Terraform Template File
Scenario:
You work for a company that is looking to deploy a new web application on AWS. The application consists of a set of microservices that will be deployed on AWS Fargate, with a load balancer to distribute traffic to the services. The company also wants to use AWS RDS for the database.
 |
Terraform Template File |
Terraform Template:
The following Terraform template will create the necessary infrastructure for this scenario.
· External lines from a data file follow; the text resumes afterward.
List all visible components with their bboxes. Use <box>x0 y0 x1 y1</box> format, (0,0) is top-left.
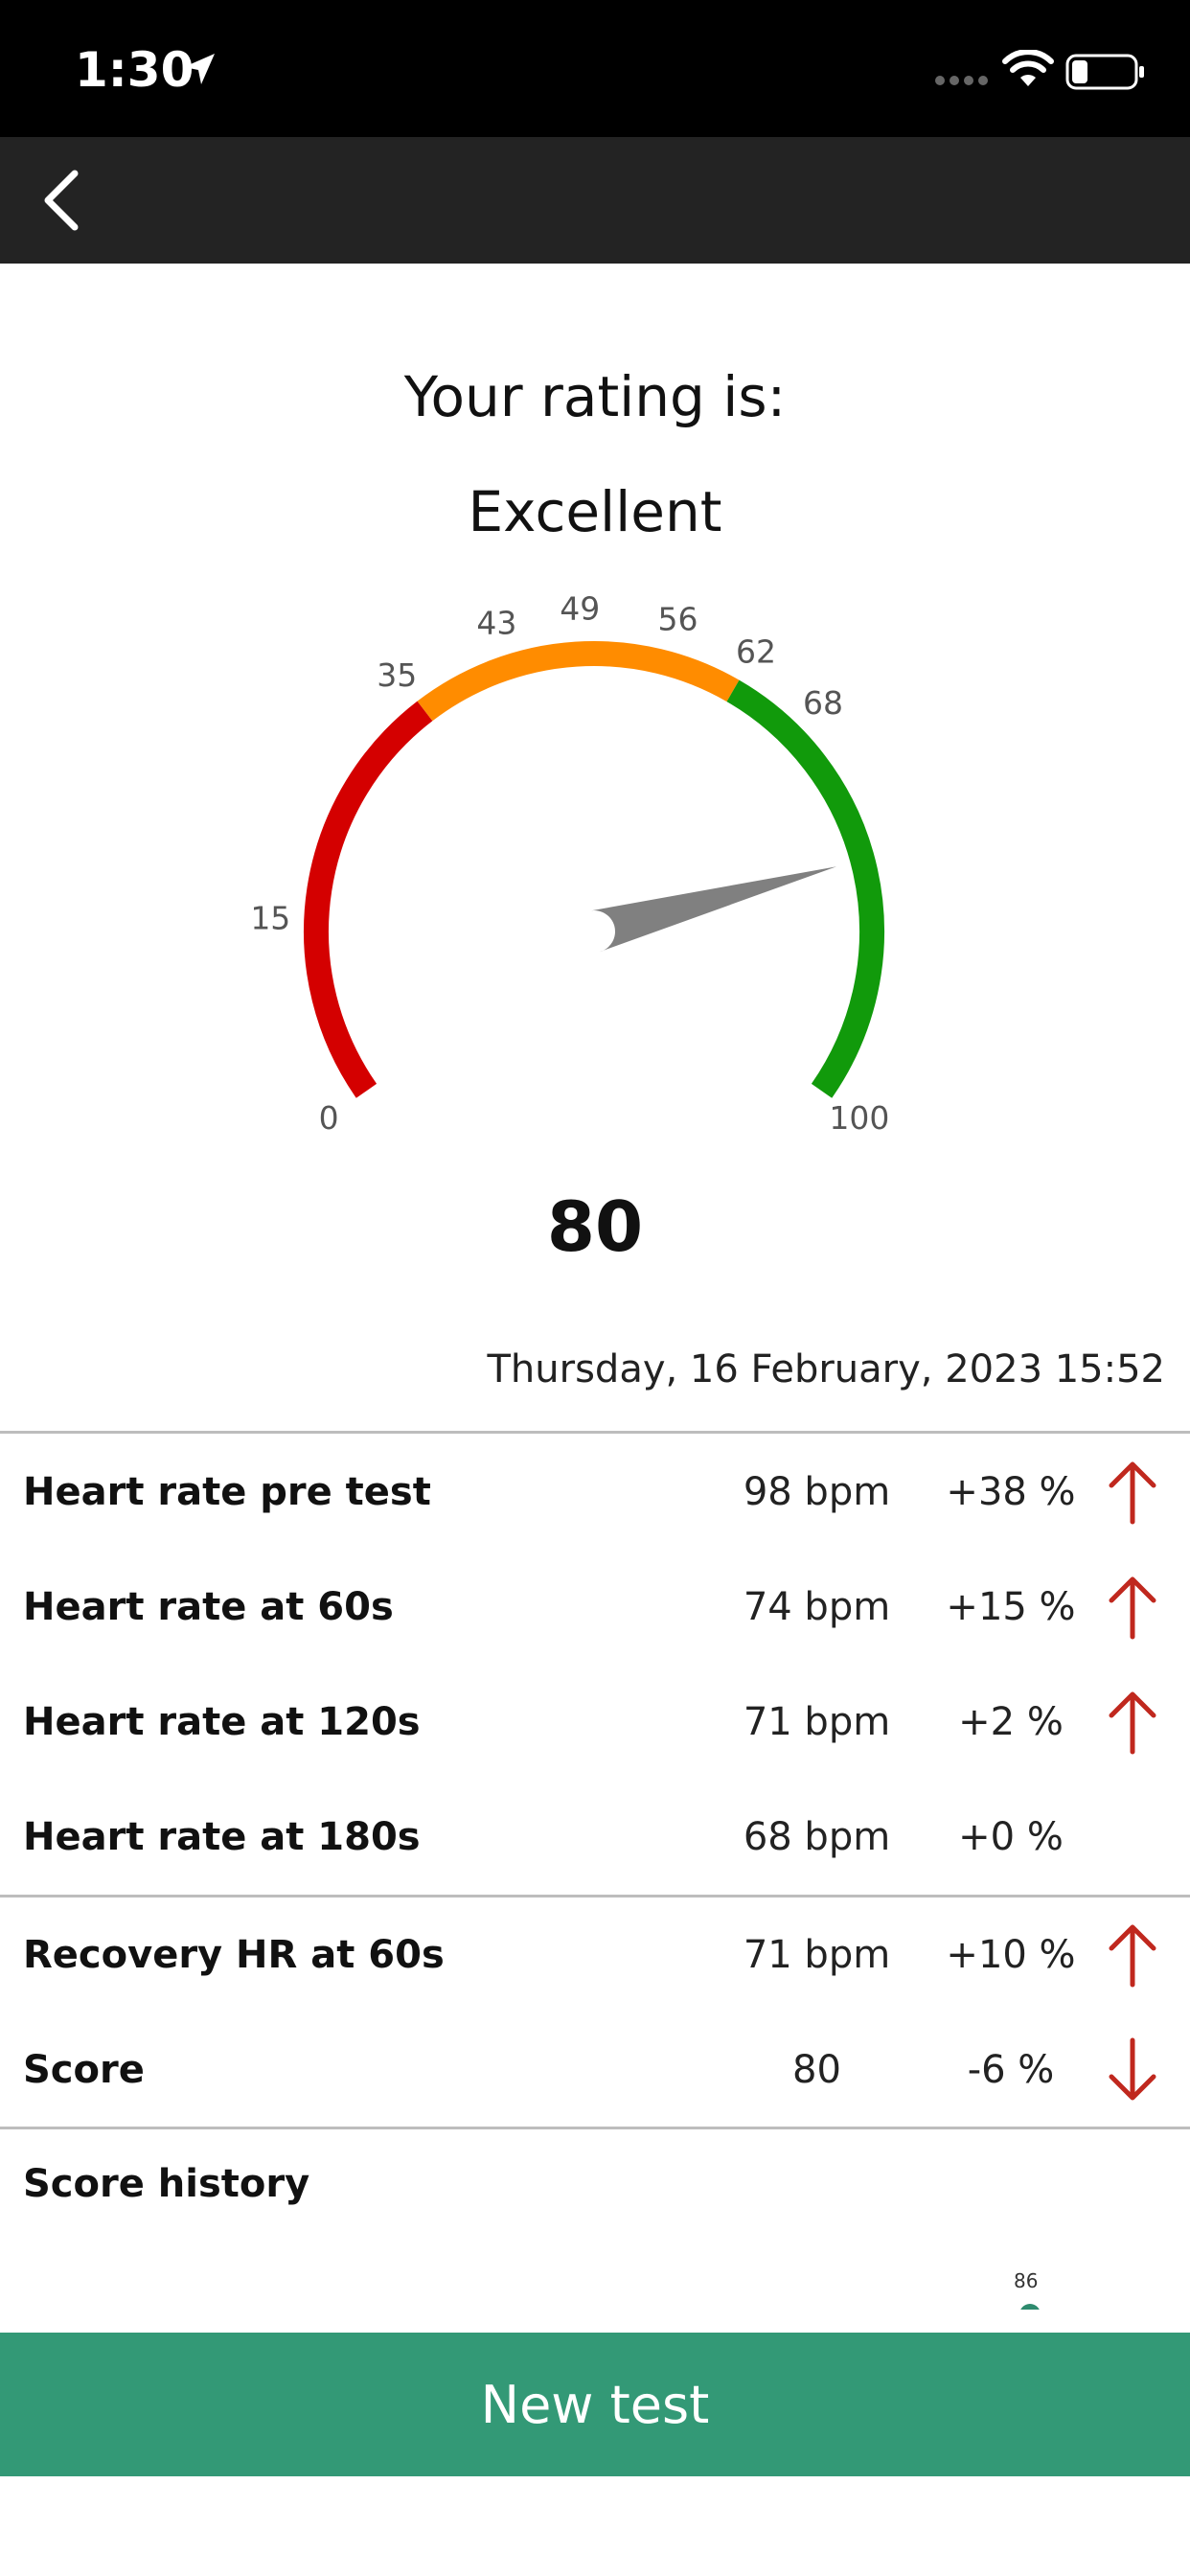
result-row-pre-test: Heart rate pre test 98 bpm +38 % <box>0 1438 1190 1543</box>
result-row-180s: Heart rate at 180s 68 bpm +0 % <box>0 1782 1190 1888</box>
status-time: 1:30 <box>75 42 195 98</box>
gauge-zone-1 <box>417 641 740 722</box>
result-row-score: Score 80 -6 % <box>0 2015 1190 2121</box>
divider <box>0 2127 1190 2129</box>
result-change: +15 % <box>946 1585 1076 1629</box>
arrow-up-icon <box>1109 1461 1156 1525</box>
status-bar: 1:30 <box>0 0 1190 137</box>
result-label: Heart rate pre test <box>23 1470 431 1514</box>
location-arrow-icon <box>184 54 215 84</box>
history-clip <box>0 2310 1190 2333</box>
gauge-tick-label: 0 <box>319 1099 339 1137</box>
score-history-title: Score history <box>23 2162 310 2206</box>
divider <box>0 1895 1190 1898</box>
result-value: 71 bpm <box>743 1933 891 1977</box>
result-value: 68 bpm <box>743 1815 891 1859</box>
result-change: +2 % <box>958 1700 1064 1744</box>
back-button[interactable] <box>29 162 105 239</box>
gauge-tick-label: 56 <box>657 601 698 638</box>
gauge-tick-label: 100 <box>829 1099 889 1137</box>
rating-value: Excellent <box>468 479 722 544</box>
result-label: Heart rate at 180s <box>23 1815 421 1859</box>
rating-heading: Your rating is: <box>403 364 787 429</box>
gauge-zone-0 <box>304 701 433 1098</box>
history-point-label: 86 <box>1014 2269 1039 2292</box>
result-value: 98 bpm <box>743 1470 891 1514</box>
battery-icon <box>1065 54 1144 90</box>
gauge-tick-label: 15 <box>250 899 290 936</box>
new-test-button[interactable]: New test <box>0 2333 1190 2476</box>
arrow-up-icon <box>1109 1576 1156 1640</box>
cellular-signal-icon <box>935 76 988 85</box>
result-row-60s: Heart rate at 60s 74 bpm +15 % <box>0 1552 1190 1658</box>
result-row-120s: Heart rate at 120s 71 bpm +2 % <box>0 1668 1190 1773</box>
wifi-icon <box>1002 50 1054 86</box>
chevron-left-icon <box>44 170 79 231</box>
gauge-tick-label: 43 <box>476 605 516 642</box>
arrow-up-icon <box>1109 1691 1156 1755</box>
result-label: Recovery HR at 60s <box>23 1933 445 1977</box>
result-change: -6 % <box>967 2048 1055 2092</box>
result-change: +10 % <box>946 1933 1076 1977</box>
gauge-tick-label: 49 <box>560 589 600 627</box>
gauge-tick-label: 68 <box>803 684 843 722</box>
result-value: 80 <box>792 2048 841 2092</box>
divider <box>0 1431 1190 1434</box>
test-timestamp: Thursday, 16 February, 2023 15:52 <box>487 1347 1166 1392</box>
result-change: +0 % <box>958 1815 1064 1859</box>
gauge-value: 80 <box>546 1186 644 1267</box>
result-value: 71 bpm <box>743 1700 891 1744</box>
result-row-recovery: Recovery HR at 60s 71 bpm +10 % <box>0 1900 1190 2006</box>
navigation-bar <box>0 137 1190 264</box>
arrow-down-icon <box>1109 2037 1156 2101</box>
result-label: Heart rate at 60s <box>23 1585 394 1629</box>
gauge-needle <box>588 866 837 953</box>
result-label: Heart rate at 120s <box>23 1700 421 1744</box>
gauge-tick-label: 62 <box>736 632 776 670</box>
result-change: +38 % <box>946 1470 1076 1514</box>
gauge-tick-label: 35 <box>377 656 417 694</box>
arrow-up-icon <box>1109 1924 1156 1988</box>
result-value: 74 bpm <box>743 1585 891 1629</box>
result-label: Score <box>23 2048 145 2092</box>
Please note that this is just an example and may need to be modified for your specific use case.
provider "aws" {
region = "us-west-2"
}
resource "aws_vpc" "example" {
cidr_block = "10.0.0.0/16"
}
resource "aws_subnet" "example" {
vpc_id = aws_vpc.example.id
cidr_block = "10.0.1.0/24"
}
resource "aws_security_group" "web" {
name_prefix = "web-"
}
resource "aws_security_group" "db" {
name_prefix = "db-"
}
resource "aws_security_group_rule" "web_ingress" {
security_group_id = aws_security_group.web.id
type = "ingress"
from_port = 80
to_port = 80
protocol = "tcp"
cidr_blocks = ["0.0.0.0/0"]
}
resource "aws_security_group_rule" "db_ingress" {
security_group_id = aws_security_group.db.id
type = "ingress"
from_port = 3306
to_port = 3306
protocol = "tcp"
source_security_group_id = aws_security_group.web.id
}
resource "aws_lb" "example" {
name = "example-lb"
internal = false
load_balancer_type = "application"
subnets = [
aws_subnet.example.id
]
security_groups = [
aws_security_group.web.id
]
}
resource "aws_lb_listener" "example" {
load_balancer_arn = aws_lb.example.arn
port = "80"
protocol = "HTTP"
}
resource "aws_rds_cluster" "example" {
cluster_identifier = "example-cluster"
engine = "aurora-mysql"
engine_version = "5.7.mysql_aurora.2.09.0"
database_name = "exampledb"
master_username = "exampleuser"
master_password = "examplepassword"
skip_final_snapshot = true
vpc_security_group_ids = [
aws_security_group.db.id
]
}
resource "aws_ecs_task_definition" "example" {
family = "example"
network_mode = "awsvpc"
requires_compatibilities = ["FARGATE"]
container_definitions = jsonencode([
{
name = "web"
image = "nginx:latest"
cpu = 256
memory = 512
essential = true
portMappings = [
{
containerPort = 80
protocol = "tcp"
}
]
}
])
}
resource "aws_ecs_service" "example" {
name = "example"
task_definition = aws_ecs_task_definition.example.arn
desired_count = 1
network_configuration {
awsvpc_configuration {
subnets = [aws_subnet.example.id]
security_groups = [
aws_security_group.web.id
]
}
}
load_balancer {
target_group_arn = aws_lb_target_group.example.arn
container_name = "web"
container_port = 80
}
}
Explanation:
This Terraform template creates the following resources:
- `aws_vpc`: A virtual private cloud (VPC) for the application.
- `aws_subnet`: A subnet within the VPC for the Fargate tasks to be deployed to.
- `aws_security_group`: Two security groups, one for the web tier and one for the database tier.
- `aws_security_group_rule`: Ingress rules for the security groups to allow traffic.
- `aws_lb`: An Application Load Balancer to distribute traffic to the Fargate tasks.
- `aws_lb_listener`: A listener on the load balancer to receive traffic on port 80.
- `aws_rds_cluster`: An RDS cluster for the database.
- `aws_ecs_task_definition`: A task definition for the Fargate tasks.
- `aws_ecs_service`: A service to deploy the Fargate tasks and connect them to the load balancer.
The resources are created in the following order:
1. The VPC and subnet are created.
2. The security groups are created and the ingress rules are added.
3. The load balancer is created with the security group and subnet.
4. The RDS cluster is created with the database details and security group.
5. The Fargate task definition is created with the container details.
6. The Fargate service is created with the task definition, network configuration, and load balancer target group.
Please note that this is just an example and may need to be modified for your specific use case. Also, this template assumes that you have already set up your AWS credentials and that you have installed the necessary Terraform tools on your local machine.